The Rev. Janice Ford, Rector
The Church of the Reconciliation (Episcopal)
As of the close of the Democratic National Convention on September 6th, there were 60 days remaining until every eligible American has the opportunity to step into a voting booth and register his or her choice for the next President of the United States. I have always been impressed by the magnitude of this event every four years—and equally disheartened—by how many Americans either do not vote or vote without much thought behind their choice.
Sadly, some people feel their vote does not matter or that the platforms of the candidates do not really address the issues important in the lives of most Americans. Others simply vote the “party line” regardless of the issues at hand (probably the worst kind of ideology—maybe even idolatry). Still others are turned off by what they feel are less than honest politicians whose ultimate obligation is not to Americans, but to those who make their candidacy and election possible. And, of course, there are plenty of people who do not vote because they are tired of the mutual mudslinging used to disguise the fact that neither party has anything to say of any substance beyond political rhetoric.
As a Christian woman, wife, mother, and priest of the Church, I have to admit that for all the reasons I just noted—and undoubtedly for more than I have noted—I have struggled from time to time with going to the polls myself. However, I can honestly say that I have never missed voting in a Presidential election because I believe it is simply too important not to exercise that privilege as an American. I share in the same frustrations as everyone else when it comes to politics and our less-than-perfect (essentially) two-party system. Still, I will not give up the opportunity to support the individual whom I feel has the greatest potential to lead our nation in a manner commensurate with my personal and professional values.
When I vote, I use as a guide those values and principles that shape me: as a Christian; as a woman, wife and mother; and, of course, as a priest. Sometimes what I hear from candidates makes it challenging to truly determine how they measure up against the guide I am using. That is when I use the most powerful guide I have—prayer. I have always prayed before I vote. I ask God to determine who is the most qualified, honest and caring person to lead our country.
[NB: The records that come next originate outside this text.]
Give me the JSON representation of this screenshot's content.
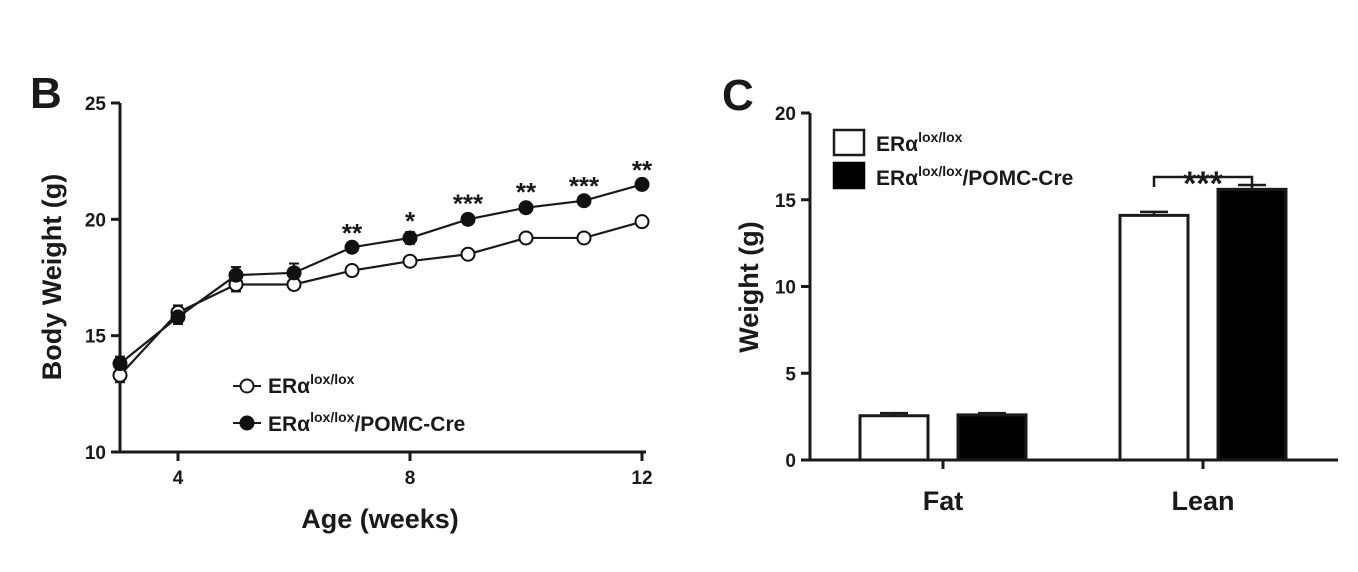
{
  "panels": {
    "b": {
      "letter": "B"
    },
    "c": {
      "letter": "C"
    }
  },
  "chart_data": [
    {
      "type": "line",
      "panel": "B",
      "xlabel": "Age (weeks)",
      "ylabel": "Body Weight (g)",
      "xlim": [
        3,
        12
      ],
      "ylim": [
        10,
        25
      ],
      "xticks": [
        4,
        8,
        12
      ],
      "yticks": [
        10,
        15,
        20,
        25
      ],
      "legend_position": "bottom-center",
      "x": [
        3,
        4,
        5,
        6,
        7,
        8,
        9,
        10,
        11,
        12
      ],
      "series": [
        {
          "name_main": "ERα",
          "name_sup": "lox/lox",
          "name_suffix": "",
          "marker": "open-circle",
          "values": [
            13.3,
            16.0,
            17.2,
            17.2,
            17.8,
            18.2,
            18.5,
            19.2,
            19.2,
            19.9
          ],
          "errors": [
            0.3,
            0.3,
            0.3,
            0.2,
            0.15,
            0.15,
            0.15,
            0.15,
            0.15,
            0.15
          ]
        },
        {
          "name_main": "ERα",
          "name_sup": "lox/lox",
          "name_suffix": "/POMC-Cre",
          "marker": "filled-circle",
          "values": [
            13.8,
            15.8,
            17.6,
            17.7,
            18.8,
            19.2,
            20.0,
            20.5,
            20.8,
            21.5
          ],
          "errors": [
            0.3,
            0.3,
            0.35,
            0.4,
            0.15,
            0.25,
            0.2,
            0.2,
            0.15,
            0.15
          ]
        }
      ],
      "significance": [
        {
          "x": 7,
          "label": "**"
        },
        {
          "x": 8,
          "label": "*"
        },
        {
          "x": 9,
          "label": "***"
        },
        {
          "x": 10,
          "label": "**"
        },
        {
          "x": 11,
          "label": "***"
        },
        {
          "x": 12,
          "label": "**"
        }
      ]
    },
    {
      "type": "bar",
      "panel": "C",
      "xlabel": "",
      "ylabel": "Weight (g)",
      "ylim": [
        0,
        20
      ],
      "yticks": [
        0,
        5,
        10,
        15,
        20
      ],
      "legend_position": "top-left",
      "categories": [
        "Fat",
        "Lean"
      ],
      "series": [
        {
          "name_main": "ERα",
          "name_sup": "lox/lox",
          "name_suffix": "",
          "fill": "#ffffff",
          "values": [
            2.55,
            14.1
          ],
          "errors": [
            0.15,
            0.2
          ]
        },
        {
          "name_main": "ERα",
          "name_sup": "lox/lox",
          "name_suffix": "/POMC-Cre",
          "fill": "#000000",
          "values": [
            2.6,
            15.6
          ],
          "errors": [
            0.1,
            0.25
          ]
        }
      ],
      "significance": [
        {
          "category": "Lean",
          "label": "***"
        }
      ]
    }
  ]
}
I consciously bless the person for whom I am casting my ballot. In truth, I want God to do the choosing, not me—because the reality is that I am no more perfect than those running for election.
I invite each of you to pray before, during and after you vote in November. Pray for God’s hand to be in this election. Pray for the character, intelligence and ability of whoever is elected. Pray for our one nation under God, that there may be security, liberty and justice for all.